そして映画『ノマドランド』(Nomadland,2020)

 このジェシカ・ブルーダーの著書をもとに製作されたのが映画『ノマドランド』だ。監督脚本を手掛けたのがクロエ・ジャオ。これまで「ライダー」(2017)発表以来、評価が高く、今後、新作が次々と公開が決まっている世界で注目されている人気監督。『ノマドランド』も2021年3月初旬時点で、ベネチア国際映画祭金獅子賞、トロント国際映画祭観客賞を受賞。またゴールデングローブ賞ではドラマ部門で作品賞と監督賞を受賞した。

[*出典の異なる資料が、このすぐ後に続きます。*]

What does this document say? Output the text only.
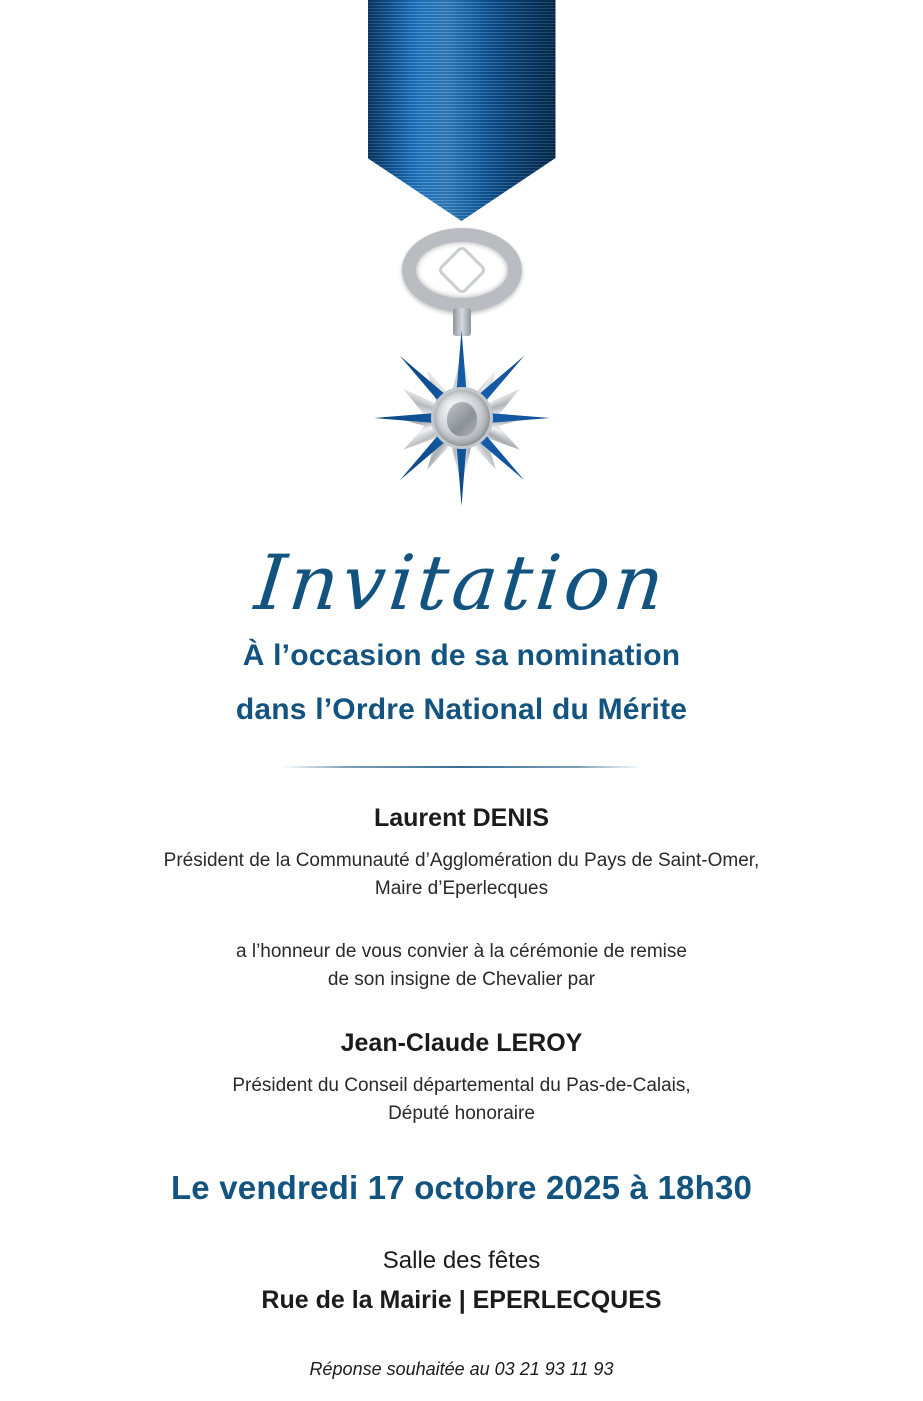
Invitation
À l’occasion de sa nomination
dans l’Ordre National du Mérite
Laurent DENIS
Président de la Communauté d’Agglomération du Pays de Saint-Omer,
Maire d’Eperlecques
a l’honneur de vous convier à la cérémonie de remise
de son insigne de Chevalier par
Jean-Claude LEROY
Président du Conseil départemental du Pas-de-Calais,
Député honoraire
Le vendredi 17 octobre 2025 à 18h30
Salle des fêtes
Rue de la Mairie | EPERLECQUES
Réponse souhaitée au 03 21 93 11 93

 主演はフランシス・マクドーマンド。「ミシシッピー・バーニング」(1989)や「ファーゴ」(1996)「スリー・ビルボード」(2017)などでアカデミー賞では、助演、主演女優賞やそのほかこれまで数々の賞を受賞してきたオスカー女優だ(当然ノミネートも多い)。見終わった後に残るのは、ノマドになった経緯はさておき、結局、アメリカ人の持つ「移動性・流動性」と「大自然への回帰」、集まることで「相互扶助と同時にセルフヘルプの精神」を再認識し、「自由」と引き換えに「リスクを背負う」ことで「生きている実感」を得ている様子だ。

2020年以降コロナ禍の「ノマド」たち

 この書を読んですぐに今、感じるのは、このコロナ禍で、「ノマド」たちはどうしているかだ。ロックダウンでキャンプ場や海岸の仕事はなくなりイベントも中止。ボブによると「政府は国民に定住してほしくて規制を強化し続けている」と言う。1930年代に流行しかけたトレーラーハウスが中流階級の道徳を脅かすという発想と、税収不足のアメリカで彼らが責任逃れなどと非難されてきたからだ。コロナ禍で適応が2021年10月まで延長されたが、実際の居住地が要求される「リアルID法」による運転免許証が必要になることも彼らの今後には不安材料だとある。

 しかしノマドたちは確信しているのだ。――「自分が車を停める場所こそ、アメリカ最後の自由の土地だと」。